© Dreamstime
Experimental feature

Listen to this article

Experimental feature

There is continued confusion about the implications of an Out vote in the UK’s EU referendum, but at least one thing is increasingly clear: the best hedge for Brexit is to go long immigration advisers. With a points system proposed for Europeans and freedom of movement under threat, almost everyone is going to need some advice. As someone who’s gone through the system as a non-European, I feel well placed to provide some initial thoughts.

Post-Brexit Brits

1. At some European airports, the “everyone else” queue for non-Europeans moves about as fast as a planning application, so download some good podcasts in advance.

Brits may already have experience of similar queues outside the EU. However, the relief of your body resuming its human form after being moulded into an economy seat for seven hours en route to New York is often enough to get a person through it. By contrast, a short hop to Paris or Berlin will necessitate something more to keep the mind off the demotion to the everyone-else queue, where one gets to rub shoulders with American exchange students talking about how they “can just smell the history” in Europe.

A more advanced traveller can bring a book instead, but practice is required to co-ordinate reading and advancing at a pace of one step every three minutes. Earplugs also advised (see preceding paragraph).

2. Dating a European will become a bit awkward; get ready to deal with it. “Does she think I’m after her passport? I’m not, but I mean, it would be nice not to have to stand in those airport queues in Spain. Season three of Serial isn’t going to be out for ages.”

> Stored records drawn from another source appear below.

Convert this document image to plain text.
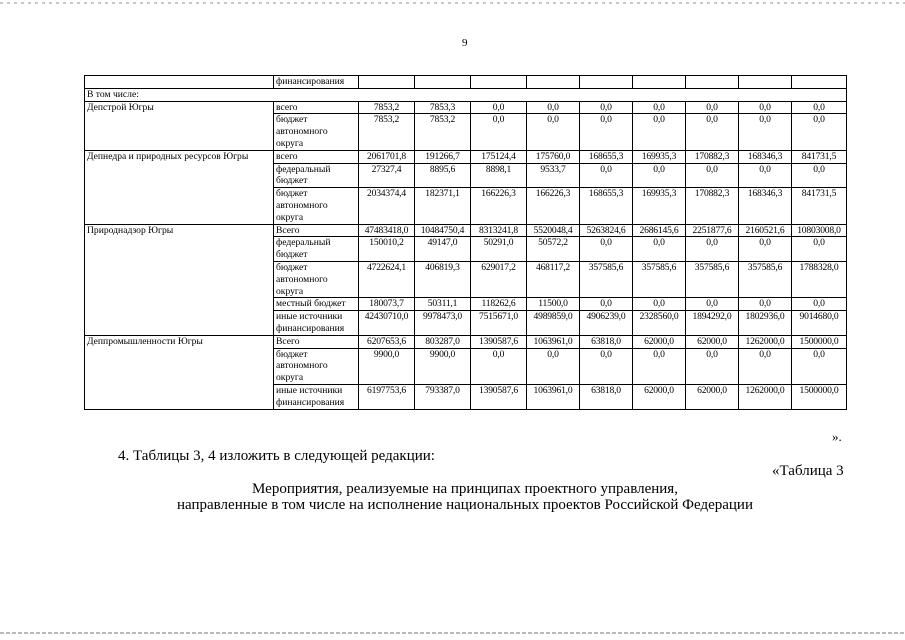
9
	финансирования									
В том числе:										
Депстрой Югры	всего	7853,2	7853,3	0,0	0,0	0,0	0,0	0,0	0,0	0,0
	бюджет автономного округа	7853,2	7853,2	0,0	0,0	0,0	0,0	0,0	0,0	0,0
Депнедра и природных ресурсов Югры	всего	2061701,8	191266,7	175124,4	175760,0	168655,3	169935,3	170882,3	168346,3	841731,5
	федеральный бюджет	27327,4	8895,6	8898,1	9533,7	0,0	0,0	0,0	0,0	0,0
	бюджет автономного округа	2034374,4	182371,1	166226,3	166226,3	168655,3	169935,3	170882,3	168346,3	841731,5
Природнадзор Югры	Всего	47483418,0	10484750,4	8313241,8	5520048,4	5263824,6	2686145,6	2251877,6	2160521,6	10803008,0
	федеральный бюджет	150010,2	49147,0	50291,0	50572,2	0,0	0,0	0,0	0,0	0,0
	бюджет автономного округа	4722624,1	406819,3	629017,2	468117,2	357585,6	357585,6	357585,6	357585,6	1788328,0
	местный бюджет	180073,7	50311,1	118262,6	11500,0	0,0	0,0	0,0	0,0	0,0
	иные источники финансирования	42430710,0	9978473,0	7515671,0	4989859,0	4906239,0	2328560,0	1894292,0	1802936,0	9014680,0
Деппромышленности Югры	Всего	6207653,6	803287,0	1390587,6	1063961,0	63818,0	62000,0	62000,0	1262000,0	1500000,0
	бюджет автономного округа	9900,0	9900,0	0,0	0,0	0,0	0,0	0,0	0,0	0,0
	иные источники финансирования	6197753,6	793387,0	1390587,6	1063961,0	63818,0	62000,0	62000,0	1262000,0	1500000,0
».
4. Таблицы 3, 4 изложить в следующей редакции:
«Таблица 3
Мероприятия, реализуемые на принципах проектного управления,
направленные в том числе на исполнение национальных проектов Российской Федерации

Also, Brits should prepare for some late night airport drama when their significant European other makes it through immigration control an hour ahead of them. “No, darling, you go ahead, take the last train without me. It’s all right, I can get a coach. I hope.”

3. Work out where the grandparents were born and hope that it’s Ireland. The country’s laws aren’t just set up to please tax-minimisers like Google. If a grandparent was born on the Emerald Isle, European status can be regained by claiming Irish citizenship.

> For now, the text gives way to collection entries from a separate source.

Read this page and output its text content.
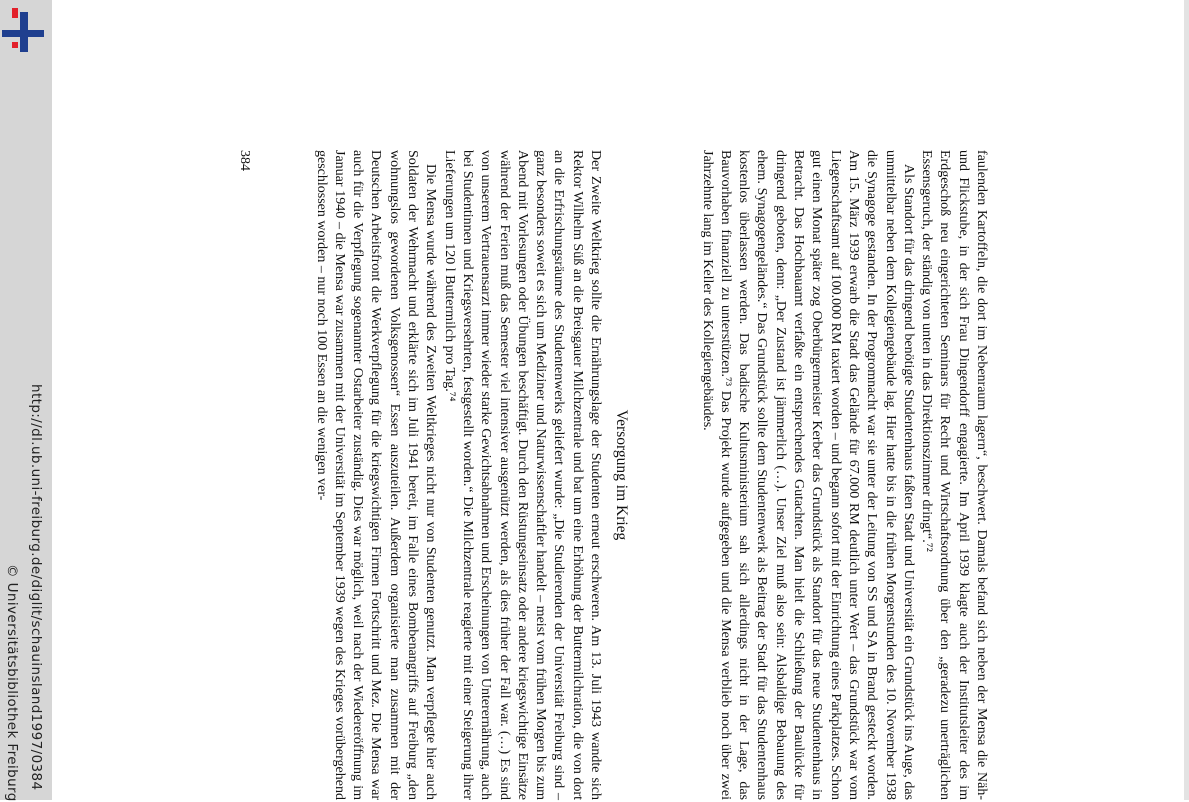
http://dl.ub.uni-freiburg.de/diglit/schauinsland1997/0384
© Universitätsbibliothek Freiburg	faulenden Kartoffeln, die dort im Nebenraum lagern“, beschwert. Damals befand sich neben der Mensa die Näh- und Flickstube, in der sich Frau Dingendorff engagierte. Im April 1939 klagte auch der Institutsleiter des im Erdgeschoß neu eingerichteten Seminars für Recht und Wirtschaftsordnung über den „geradezu unerträglichen Essensgeruch, der ständig von unten in das Direktionszimmer dringt“.⁷²

Als Standort für das dringend benötigte Studentenhaus faßten Stadt und Universität ein Grundstück ins Auge, das unmittelbar neben dem Kollegiengebäude lag. Hier hatte bis in die frühen Morgenstunden des 10. November 1938 die Synagoge gestanden. In der Progromnacht war sie unter der Leitung von SS und SA in Brand gesteckt worden. Am 15. März 1939 erwarb die Stadt das Gelände für 67.000 RM deutlich unter Wert – das Grundstück war vom Liegenschaftsamt auf 100.000 RM taxiert worden – und begann sofort mit der Einrichtung eines Parkplatzes. Schon gut einen Monat später zog Oberbürgermeister Kerber das Grundstück als Standort für das neue Studentenhaus in Betracht. Das Hochbauamt verfaßte ein entsprechendes Gutachten. Man hielt die Schließung der Baulücke für dringend geboten, denn: „Der Zustand ist jämmerlich (…). Unser Ziel muß also sein: Alsbaldige Bebauung des ehem. Synagogengeländes.“ Das Grundstück sollte dem Studentenwerk als Beitrag der Stadt für das Studentenhaus kostenlos überlassen werden. Das badische Kultusministerium sah sich allerdings nicht in der Lage, das Bauvorhaben finanziell zu unterstützen.⁷³ Das Projekt wurde aufgegeben und die Mensa verblieb noch über zwei Jahrzehnte lang im Keller des Kollegiengebäudes.

Versorgung im Krieg

Der Zweite Weltkrieg sollte die Ernährungslage der Studenten erneut erschweren. Am 13. Juli 1943 wandte sich Rektor Wilhelm Süß an die Breisgauer Milchzentrale und bat um eine Erhöhung der Buttermilchration, die von dort an die Erfrischungsräume des Studentenwerks geliefert wurde: „Die Studierenden der Universität Freiburg sind – ganz besonders soweit es sich um Mediziner und Naturwissenschaftler handelt – meist vom frühen Morgen bis zum Abend mit Vorlesungen oder Übungen beschäftigt. Durch den Rüstungseinsatz oder andere kriegswichtige Einsätze während der Ferien muß das Semester viel intensiver ausgenützt werden, als dies früher der Fall war. (…) Es sind von unserem Vertrauensarzt immer wieder starke Gewichtsabnahmen und Erscheinungen von Unterernährung, auch bei Studentinnen und Kriegsversehrten, festgestellt worden.“ Die Milchzentrale reagierte mit einer Steigerung ihrer Lieferungen um 120 l Buttermilch pro Tag.⁷⁴

Die Mensa wurde während des Zweiten Weltkrieges nicht nur von Studenten genutzt. Man verpflegte hier auch Soldaten der Wehrmacht und erklärte sich im Juli 1941 bereit, im Falle eines Bombenangriffs auf Freiburg „den wohnungslos gewordenen Volksgenossen“ Essen auszuteilen. Außerdem organisierte man zusammen mit der Deutschen Arbeitsfront die Werkverpflegung für die kriegswichtigen Firmen Fortschritt und Mez. Die Mensa war auch für die Verpflegung sogenannter Ostarbeiter zuständig. Dies war möglich, weil nach der Wiedereröffnung im Januar 1940 – die Mensa war zusammen mit der Universität im September 1939 wegen des Krieges vorübergehend geschlossen worden – nur noch 100 Essen an die wenigen ver-

384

4. Enjoy the stamps. Like disdain from Brussels, ink in your passport is something a Brit will get a lot more of post-Brexit and European entry and exit stamps are actually quite cute. There is a little drawing of an aeroplane when travelling by air, a steam train (presumably when coming by Eurostar) and a cargo ship for arrival by boat, as part of some Eurocrat’s longstanding sick joke. Collect them and show your friends.

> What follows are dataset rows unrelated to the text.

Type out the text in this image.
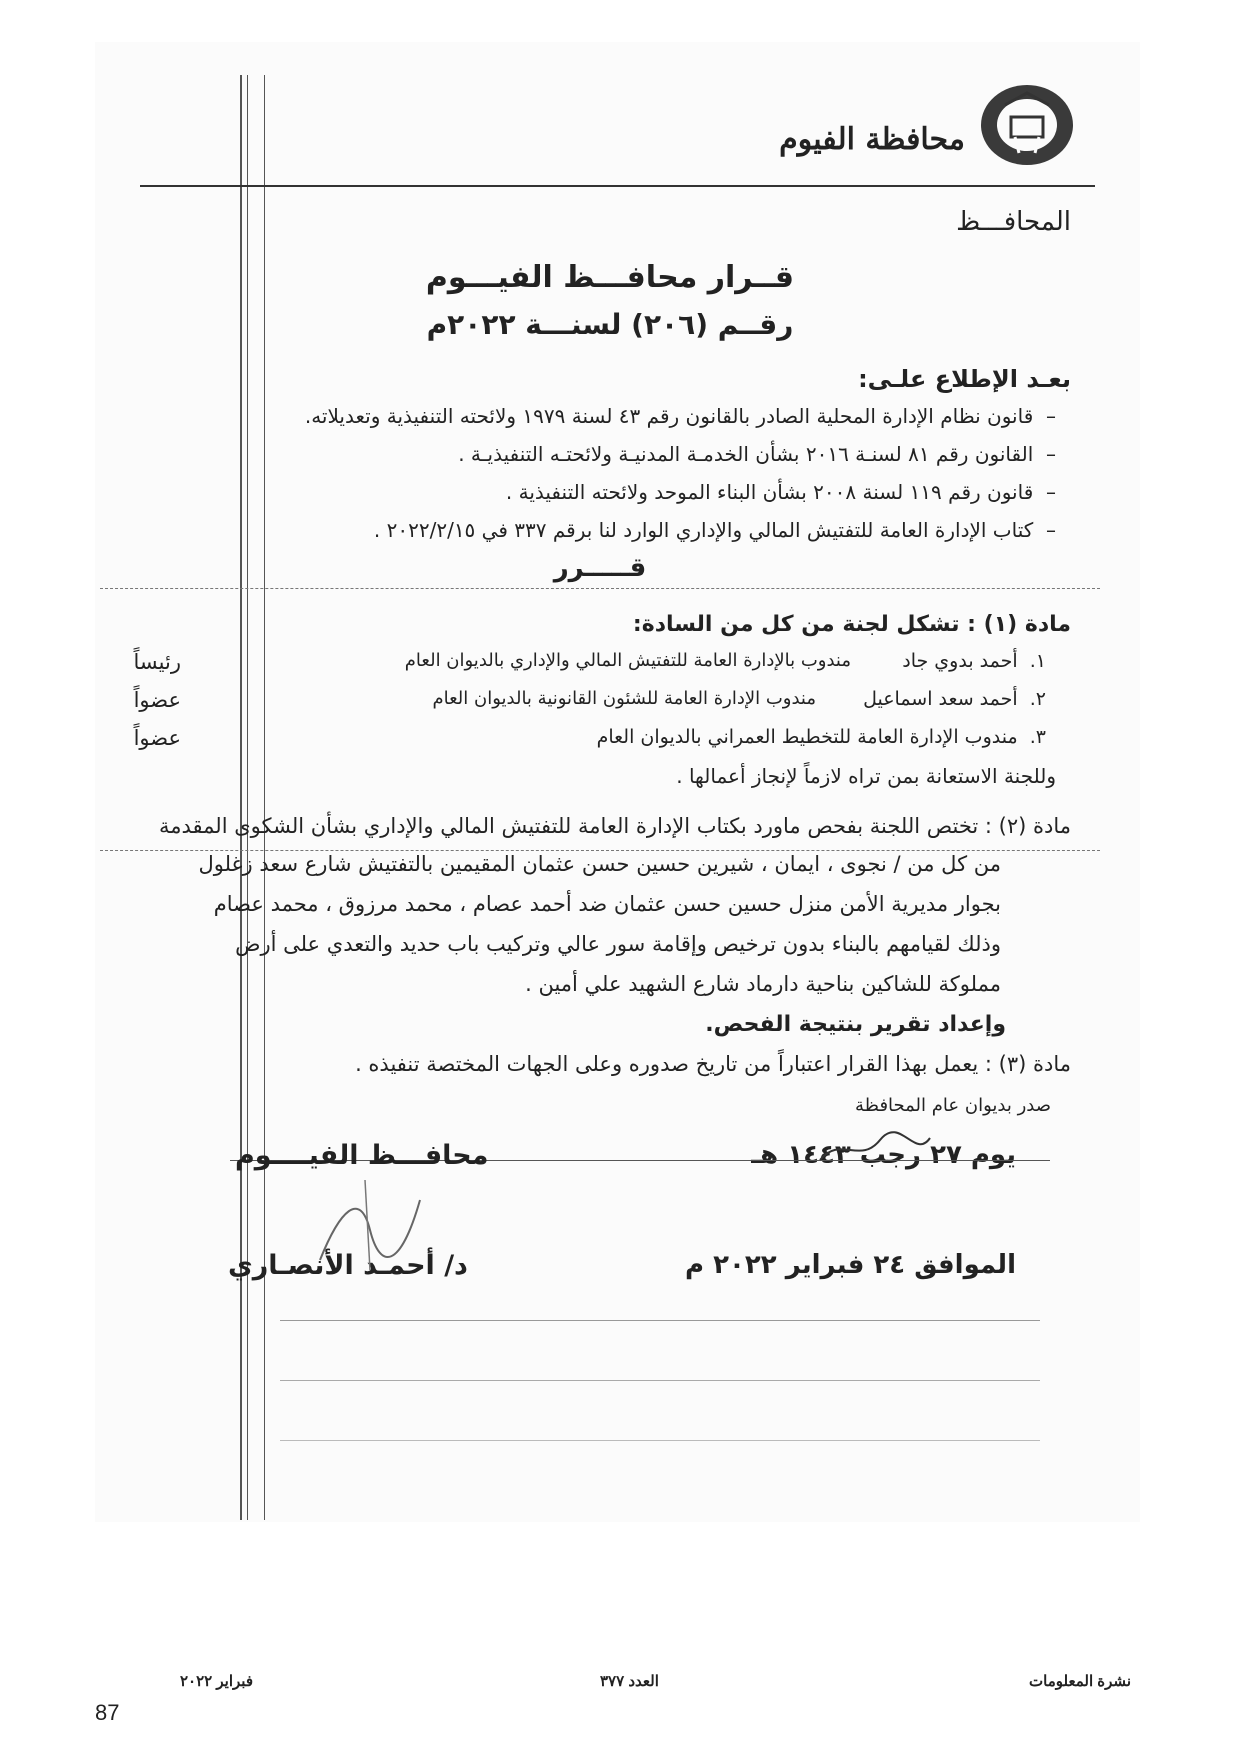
محافظة الفيوم
المحافـــظ
قــرار محافـــظ الفيـــوم
رقــم (٢٠٦) لسنـــة ٢٠٢٢م
بعـد الإطلاع علـى:
–  قانون نظام الإدارة المحلية الصادر بالقانون رقم ٤٣ لسنة ١٩٧٩ ولائحته التنفيذية وتعديلاته.
–  القانون رقم ٨١ لسنـة ٢٠١٦ بشأن الخدمـة المدنيـة ولائحتـه التنفيذيـة .
–  قانون رقم ١١٩ لسنة ٢٠٠٨ بشأن البناء الموحد ولائحته التنفيذية .
–  كتاب الإدارة العامة للتفتيش المالي والإداري الوارد لنا برقم ٣٣٧ في ٢٠٢٢/٢/١٥ .
قـــــرر
مادة (١) : تشكل لجنة من كل من السادة:
١.  أحمد بدوي جاد
مندوب بالإدارة العامة للتفتيش المالي والإداري بالديوان العام
رئيساً
٢.  أحمد سعد اسماعيل
مندوب الإدارة العامة للشئون القانونية بالديوان العام
عضواً
٣.  مندوب الإدارة العامة للتخطيط العمراني بالديوان العام
عضواً
وللجنة الاستعانة بمن تراه لازماً لإنجاز أعمالها .
مادة (٢) : تختص اللجنة بفحص ماورد بكتاب الإدارة العامة للتفتيش المالي والإداري بشأن الشكوى المقدمة
من كل من / نجوى ، ايمان ، شيرين حسين حسن عثمان المقيمين بالتفتيش شارع سعد زغلول
بجوار مديرية الأمن منزل حسين حسن عثمان ضد أحمد عصام ، محمد مرزوق ، محمد عصام
وذلك لقيامهم بالبناء بدون ترخيص وإقامة سور عالي وتركيب باب حديد والتعدي على أرض
مملوكة للشاكين بناحية دارماد شارع الشهيد علي أمين .
وإعداد تقرير بنتيجة الفحص.
مادة (٣) : يعمل بهذا القرار اعتباراً من تاريخ صدوره وعلى الجهات المختصة تنفيذه .
صدر بديوان عام المحافظة
يوم ٢٧ رجب ١٤٤٣ هـ
الموافق ٢٤ فبراير ٢٠٢٢ م
محافـــظ الفيــــوم
د/ أحمـد الأنصـاري
نشرة المعلومات
العدد ٣٧٧
فبراير ٢٠٢٢
87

Europeans already in, or migrating to, the UK

1. Have you gone paperless with bank statements, utilities, or payslips? Stop it. The UK immigration system requires the sacrifice of many trees. Go back to getting physical statements for everything, they’ll be needed as the documentary evidence for visa and other applications.

2. If already in the UK, just to be on the safe side get moving on a citizenship application if you qualify — ie you have been here for five years more or less continually. Step one is to get a permanent residence card. Also, you’re going to regret if you went paperless (see above).

3. Keep a record of any trip outside the UK. Every absence over the past five years has to be listed on the citizenship application.

4. Stay away from the Channel Islands, it is utterly confusing about whether they count as an absence outside the UK for immigration purposes.

5. Become familiar with the Immigration Boards online forum. This is like a Game of Thrones fan site but for UK immigration. Instead of an impassioned discussion of topics like “Did they really just kill off my favourite character? Again?”, there are emotional pleas like, “Did I totally mess up my entire naturalisation application because I didn’t think my holiday in Jersey counted as an absence from the UK?”


1. Set up a consultancy to help the newbies navigate the new immigration system.

2. Enjoy being an expert in an area Europeans and Brits didn’t have to care a jot about until the majority voted to leave.